The following link provides a gallery of many of these extensions:
[ggplot2 extensions](http://www.ggplot2-exts.org/gallery)
Some others that are usefull are `ggjoy` and `GGally`.
## ggjoy
Make sure `ggjoy` is installed.
```
install.packages("ggjoy")
```
`ggjoy` gives us the ability to stack kernel density plots.
```{r}
ggplot(tidy_acs, aes(x = median_income, y = location_last_year, group(location_last_year))) +
ggjoy::geom_joy() +
ggjoy::theme_joy()
```
This plot shows us that, on average, the distance moved in the past year is inversely related to median income.
## scatterplot matrix (GGally::ggscatmat)
Make sure you have `GGally` installed.
```
install.packages("GGally")
```
One particular library, [GGally](http://ggobi.github.io/ggally/), has a great set of visualizations
to extend those that come prebuilt with `ggplot`. One common visualization tool that is missing from
ggplot is the scatterplot matrix. While base R provides `splom()` in the `lattice` library,
`GGally::ggpairs` and `GGally::ggscatmat` pr ovide an easy tool to create a scatterplot matrix with
ggplot2.
```{r}
acs_mobility %>%
as.data.frame() %>%
GGally::ggscatmat(columns = 2:ncol(.), alpha = 0.1)
```
## Assignment
Go to [American FactFinder](https://factfinder.census.gov/).
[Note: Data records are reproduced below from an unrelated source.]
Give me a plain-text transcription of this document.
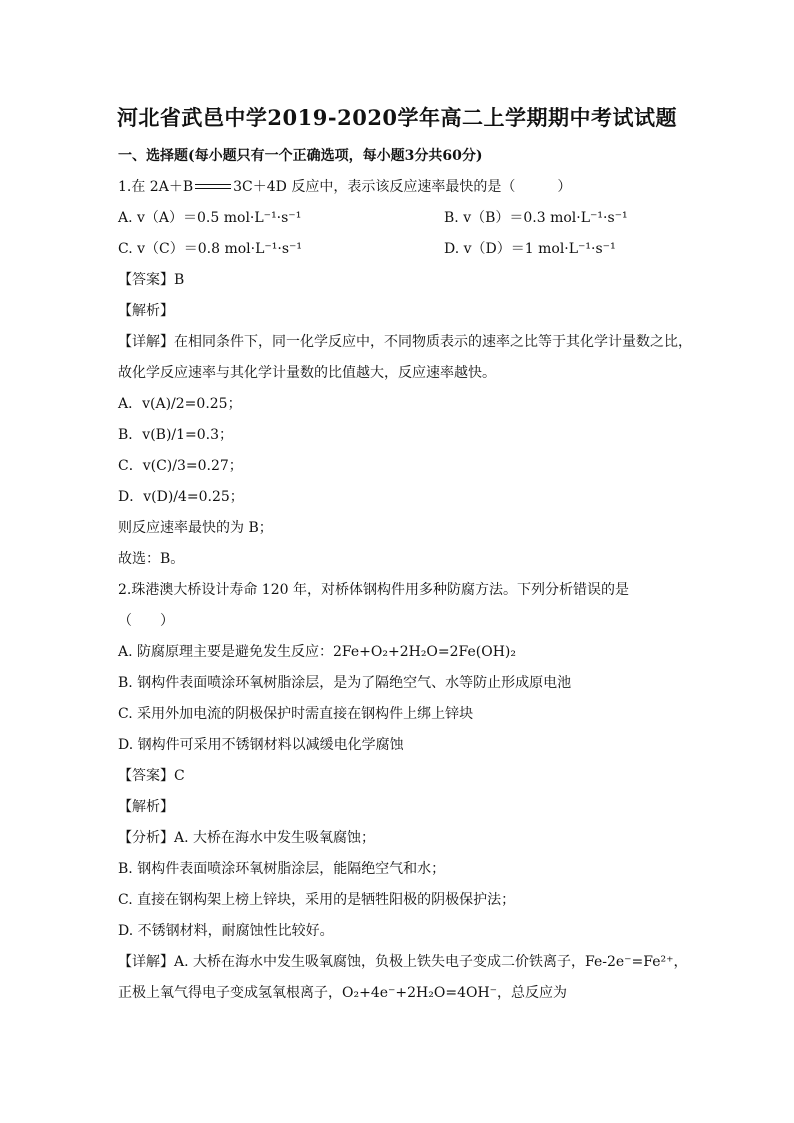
河北省武邑中学2019-2020学年高二上学期期中考试试题
一、选择题(每小题只有一个正确选项，每小题3分共60分)
1.在 2A＋B	3C＋4D 反应中，表示该反应速率最快的是（　　　）
A. v（A）＝0.5 mol·L⁻¹·s⁻¹	B. v（B）＝0.3 mol·L⁻¹·s⁻¹
C. v（C）＝0.8 mol·L⁻¹·s⁻¹	D. v（D）＝1 mol·L⁻¹·s⁻¹
【答案】B
【解析】
【详解】在相同条件下，同一化学反应中，不同物质表示的速率之比等于其化学计量数之比，
故化学反应速率与其化学计量数的比值越大，反应速率越快。
A．v(A)/2=0.25；
B．v(B)/1=0.3；
C．v(C)/3=0.27；
D．v(D)/4=0.25；
则反应速率最快的为 B；
故选：B。
2.珠港澳大桥设计寿命 120 年，对桥体钢构件用多种防腐方法。下列分析错误的是
（　　）
A. 防腐原理主要是避免发生反应：2Fe+O₂+2H₂O=2Fe(OH)₂
B. 钢构件表面喷涂环氧树脂涂层，是为了隔绝空气、水等防止形成原电池
C. 采用外加电流的阴极保护时需直接在钢构件上绑上锌块
D. 钢构件可采用不锈钢材料以减缓电化学腐蚀
【答案】C
【解析】
【分析】A. 大桥在海水中发生吸氧腐蚀；
B. 钢构件表面喷涂环氧树脂涂层，能隔绝空气和水；
C. 直接在钢构架上榜上锌块，采用的是牺牲阳极的阴极保护法；
D. 不锈钢材料，耐腐蚀性比较好。
【详解】A. 大桥在海水中发生吸氧腐蚀，负极上铁失电子变成二价铁离子，Fe-2e⁻=Fe²⁺，
正极上氧气得电子变成氢氧根离子，O₂+4e⁻+2H₂O=4OH⁻，总反应为
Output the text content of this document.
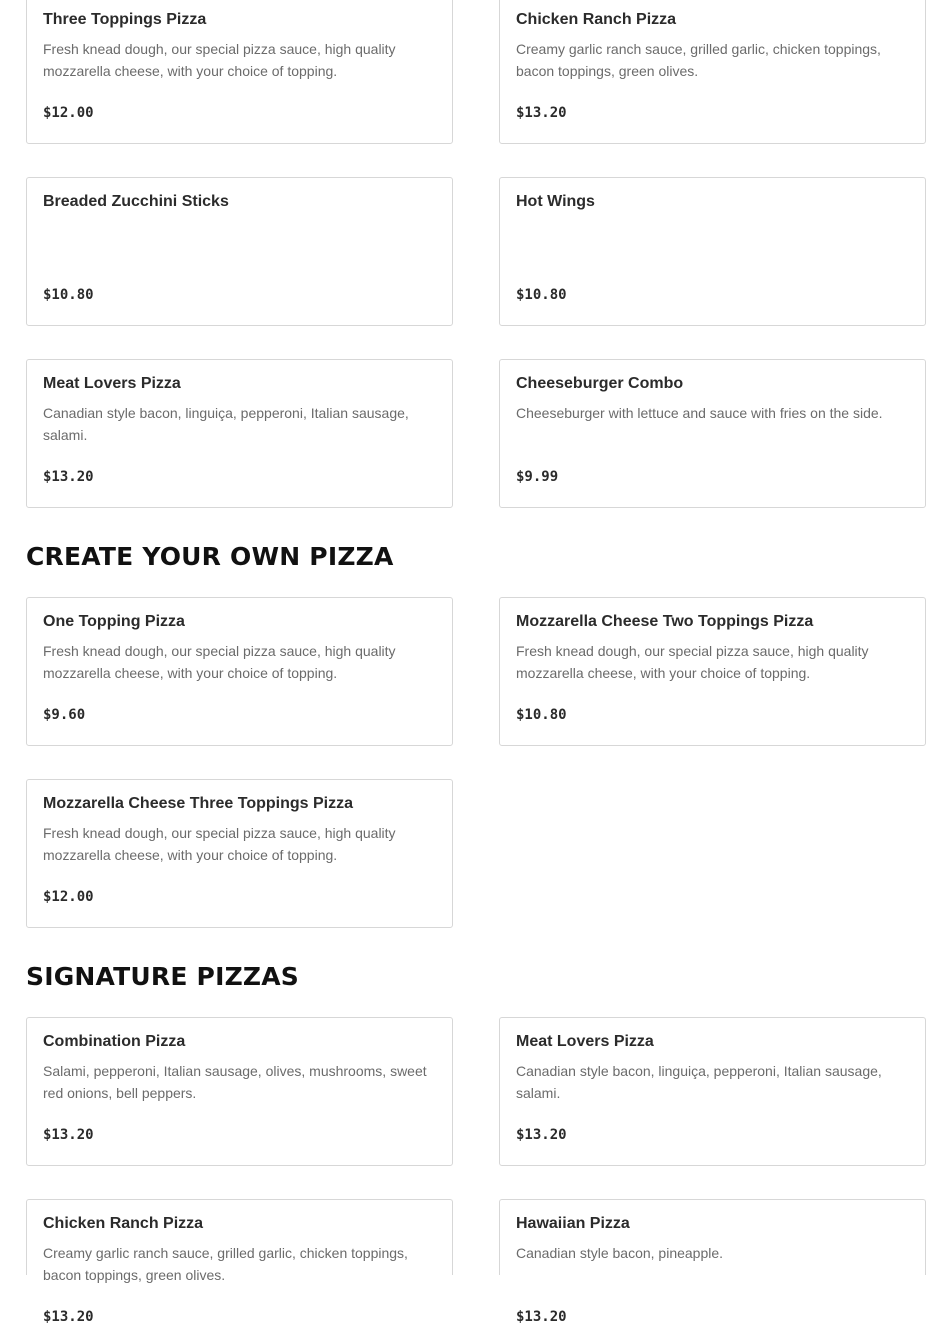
Three Toppings Pizza
Fresh knead dough, our special pizza sauce, high quality mozzarella cheese, with your choice of topping.
$12.00
Chicken Ranch Pizza
Creamy garlic ranch sauce, grilled garlic, chicken toppings, bacon toppings, green olives.
$13.20
Breaded Zucchini Sticks
$10.80
Hot Wings
$10.80
Meat Lovers Pizza
Canadian style bacon, linguiça, pepperoni, Italian sausage, salami.
$13.20
Cheeseburger Combo
Cheeseburger with lettuce and sauce with fries on the side.
$9.99
CREATE YOUR OWN PIZZA
One Topping Pizza
Fresh knead dough, our special pizza sauce, high quality mozzarella cheese, with your choice of topping.
$9.60
Mozzarella Cheese Two Toppings Pizza
Fresh knead dough, our special pizza sauce, high quality mozzarella cheese, with your choice of topping.
$10.80
Mozzarella Cheese Three Toppings Pizza
Fresh knead dough, our special pizza sauce, high quality mozzarella cheese, with your choice of topping.
$12.00
SIGNATURE PIZZAS
Combination Pizza
Salami, pepperoni, Italian sausage, olives, mushrooms, sweet red onions, bell peppers.
$13.20
Meat Lovers Pizza
Canadian style bacon, linguiça, pepperoni, Italian sausage, salami.
$13.20
Chicken Ranch Pizza
Creamy garlic ranch sauce, grilled garlic, chicken toppings, bacon toppings, green olives.
$13.20
Hawaiian Pizza
Canadian style bacon, pineapple.
$13.20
Follow the steps above up until the point where
we typed out "income mobility". This time pick another keyword to search for and select a different table to
analyze (make sure this will give you more than two columns of data you would like to compare).
Use `ggscatmat()` to visualize the variables that interest you. Keep the filenames as they are provided by the
Census, so I can run your R Markdown file.